I completely agree that school is for education. Childcare should not be part of the discussion.
My son has been in connections academy for years its really a good system.
 
WHelp, to answer the OP, not anymore. Actually, there is still a chance my 1st grader will be going back to Catholic school, but the public schools officially called it off (OK, remote learning, IME, same thing) until at least Oct. 5. Long Beach Unified in CA. The followed the lead of LA Unified, and if you know anything about LA Unified, you would be well aware that any time you follow their lead you are going the wrong way. SO mad right now. Don't believe the hysteria over the Orange County CA schools - we've been looking for options, and almost all of those schools are not planning on going back either, despite the OC School Board guidance.
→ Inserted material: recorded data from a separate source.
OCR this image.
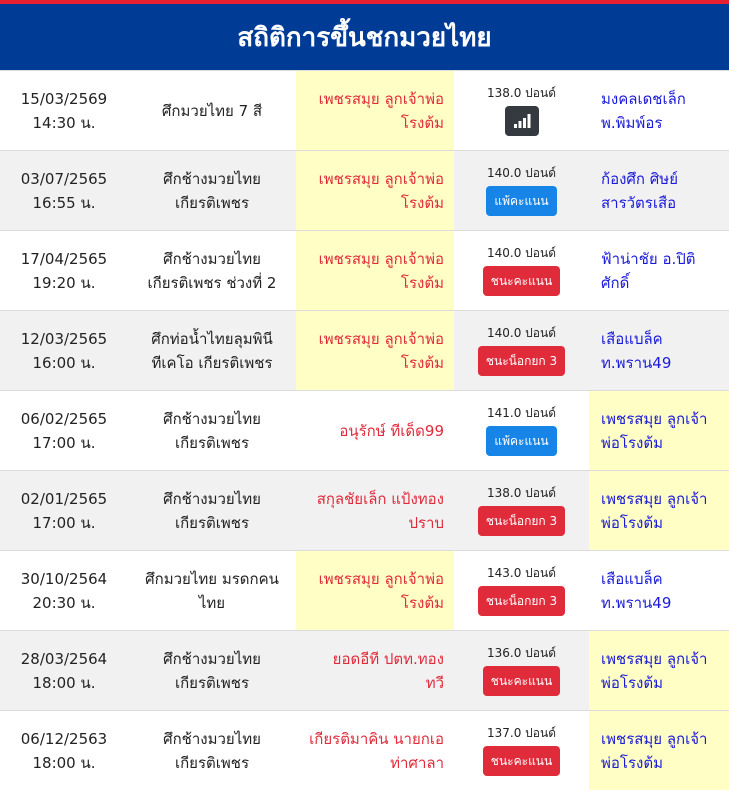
สถิติการขึ้นชกมวยไทย
15/03/2569
14:30 น.
ศึกมวยไทย 7 สี
เพชรสมุย ลูกเจ้าพ่อ
โรงต้ม
138.0 ปอนด์	มงคลเดชเล็ก
พ.พิมพ์อร
03/07/2565
16:55 น.
ศึกช้างมวยไทย
เกียรติเพชร
เพชรสมุย ลูกเจ้าพ่อ
โรงต้ม
140.0 ปอนด์
แพ้คะแนน
ก้องศึก ศิษย์
สารวัตรเสือ
17/04/2565
19:20 น.
ศึกช้างมวยไทย
เกียรติเพชร ช่วงที่ 2
เพชรสมุย ลูกเจ้าพ่อ
โรงต้ม
140.0 ปอนด์
ชนะคะแนน
ฟ้าน่าชัย อ.ปิติ
ศักดิ์
12/03/2565
16:00 น.
ศึกท่อน้ำไทยลุมพินี
ทีเคโอ เกียรติเพชร
เพชรสมุย ลูกเจ้าพ่อ
โรงต้ม
140.0 ปอนด์
ชนะน็อกยก 3
เสือแบล็ค
ท.พราน49
06/02/2565
17:00 น.
ศึกช้างมวยไทย
เกียรติเพชร
อนุรักษ์ ทีเด็ด99
141.0 ปอนด์
แพ้คะแนน
เพชรสมุย ลูกเจ้า
พ่อโรงต้ม
02/01/2565
17:00 น.
ศึกช้างมวยไทย
เกียรติเพชร
สกุลชัยเล็ก แป้งทอง
ปราบ
138.0 ปอนด์
ชนะน็อกยก 3
เพชรสมุย ลูกเจ้า
พ่อโรงต้ม
30/10/2564
20:30 น.
ศึกมวยไทย มรดกคน
ไทย
เพชรสมุย ลูกเจ้าพ่อ
โรงต้ม
143.0 ปอนด์
ชนะน็อกยก 3
เสือแบล็ค
ท.พราน49
28/03/2564
18:00 น.
ศึกช้างมวยไทย
เกียรติเพชร
ยอดอีที ปตท.ทอง
ทวี
136.0 ปอนด์
ชนะคะแนน
เพชรสมุย ลูกเจ้า
พ่อโรงต้ม
06/12/2563
18:00 น.
ศึกช้างมวยไทย
เกียรติเพชร
เกียรติมาคิน นายกเอ
ท่าศาลา
137.0 ปอนด์
ชนะคะแนน
เพชรสมุย ลูกเจ้า
พ่อโรงต้ม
Seems to me like the best option now would be to just call the whole thing off until 2021 and hope for a vaccine (which actually, just might happen based on Moderna news from yesterday). If they did that, then cancelled Spring Break and extended into the summer that just might get in a full school year, albeit abbreviated and condensed. Any in-person learning beats the snot out of what we experienced in the Spring. That was a total failure and if you think the schools have been hard at work all summer finding ways to improve that I have a bridge to sell you.

AAARRRGGGHHH!!!!
 
Did anyone hear the report about the hairdressers? This morning on Good Morning America, Dr Ashton reported that two hairdressers tested positive for Covid-19. They had serviced 139 clients. The hairdressers and clients wore masks. Not one client tested positive. This gives me confidence that’s masks are helpful. If school requires them for teachers & students Id be more likely to send my kids (8th grade and 12th grade).
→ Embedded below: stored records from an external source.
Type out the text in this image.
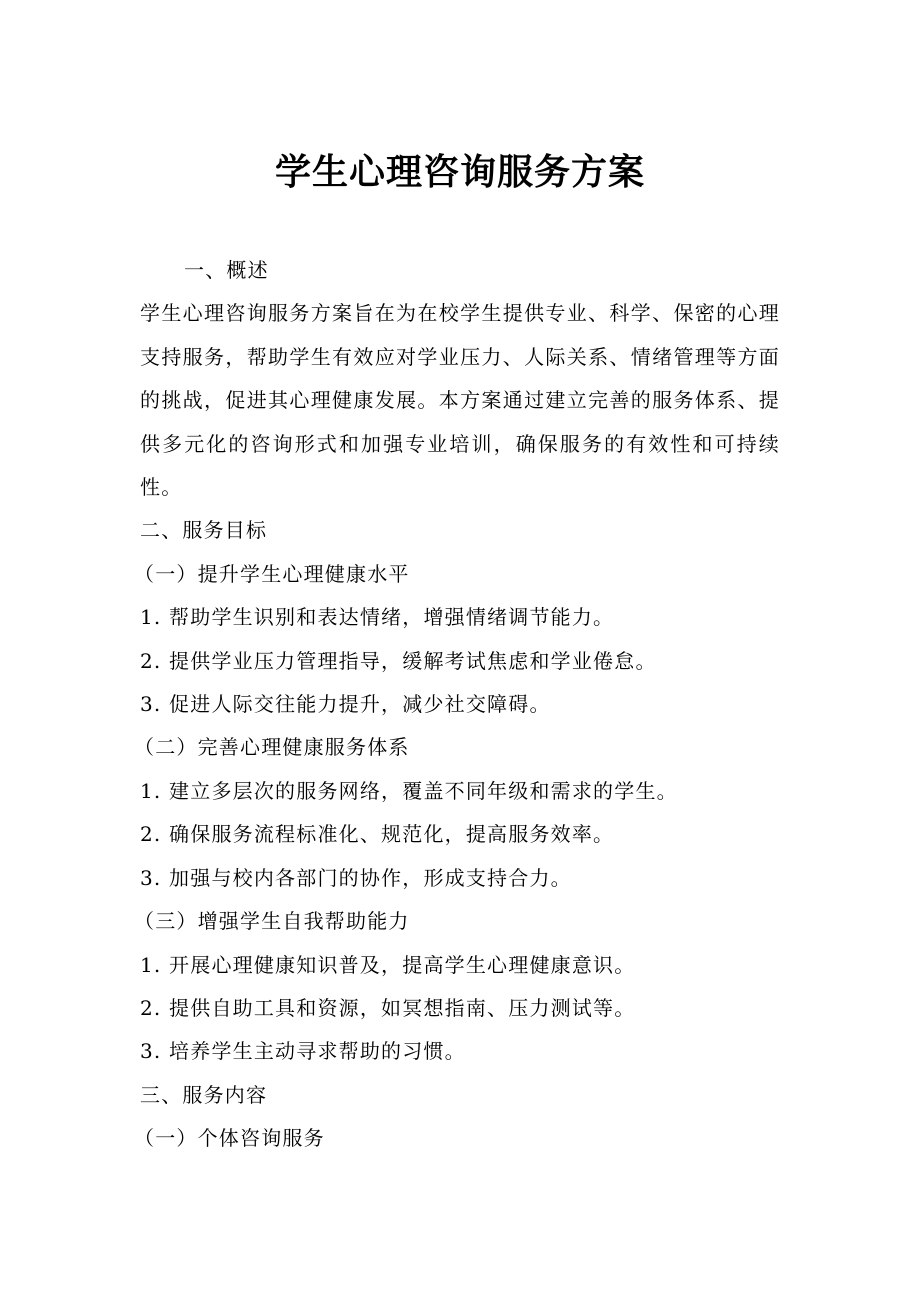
学生心理咨询服务方案
一、概述
学生心理咨询服务方案旨在为在校学生提供专业、科学、保密的心理支持服务，帮助学生有效应对学业压力、人际关系、情绪管理等方面的挑战，促进其心理健康发展。本方案通过建立完善的服务体系、提供多元化的咨询形式和加强专业培训，确保服务的有效性和可持续性。
二、服务目标
（一）提升学生心理健康水平
1. 帮助学生识别和表达情绪，增强情绪调节能力。
2. 提供学业压力管理指导，缓解考试焦虑和学业倦怠。
3. 促进人际交往能力提升，减少社交障碍。
（二）完善心理健康服务体系
1. 建立多层次的服务网络，覆盖不同年级和需求的学生。
2. 确保服务流程标准化、规范化，提高服务效率。
3. 加强与校内各部门的协作，形成支持合力。
（三）增强学生自我帮助能力
1. 开展心理健康知识普及，提高学生心理健康意识。
2. 提供自助工具和资源，如冥想指南、压力测试等。
3. 培养学生主动寻求帮助的习惯。
三、服务内容
（一）个体咨询服务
I think this happened a couple of months ago, but yes, it definitely reiterates the importance of masks.
 
Both of my kids are very excited to go back to school in-person. Our district originally had a three-point plan: in-person, online, or hybrid. The hybrid model fell off the table a few weeks ago. We offered our kids the choice of in-person or online and they are both full in for in-person attendance so that is what we chose on the forms. They know it will be weird, with masks, one-way hallways, no lockers, and only two 3-hour long classes a day in the expanded block schedule to accommodate less passing time in the hallways. We’re pleased with these accommodations in the high school and, more importantly, my kids are ok with what they’ll have to do to attend in-person. Being the realists that we are, we’ve also discussed that this will mostly likely only last a few weeks and then they’ll be fully online again. My senior is graduating early, this December, so this wackiness is it for him. My freshman looks forward to perhaps three ‘more normal’ years of high school in the future. We’ll see what transpires. They start school in 4.5 weeks.
 
Our school board presented their "plan" last night.
These are our options:
1. School starts on time August 3 as a hybrid model - 2 days in school, 3 days online at home, masks recommended but not mandatory :sad2:
a. this option is for 10 days and then to be re-evaluated?
b. If a student/teacher tests positive, then anyone who came in contact with them goes home for 72 hours, then can come back if they don't have any symptoms :sad2:
1. Repeat the above as necessary
2. Virtual school - all online at home
a. K-8 must commit for 9 weeks, they can re-evaluate at that time and stay in virtual school or go back to in person school
b. 9-12 must commit for 1 semester (until winter break), can re-evaluate at break and go back for final semester
1. no AP classes, no answer yet on Honors or other advanced classes

My son has made the decision to do virtual school. This is his Senior year and I know how much he will miss his friends. He will also probably have to give up band and marching band (although the competitions will most likely be cancelled they were still going to learn the music in case they could play at football games). I am glad it was an easy decision for him and I really didn't have to say anything as he has been worried about the lack of masks in our community.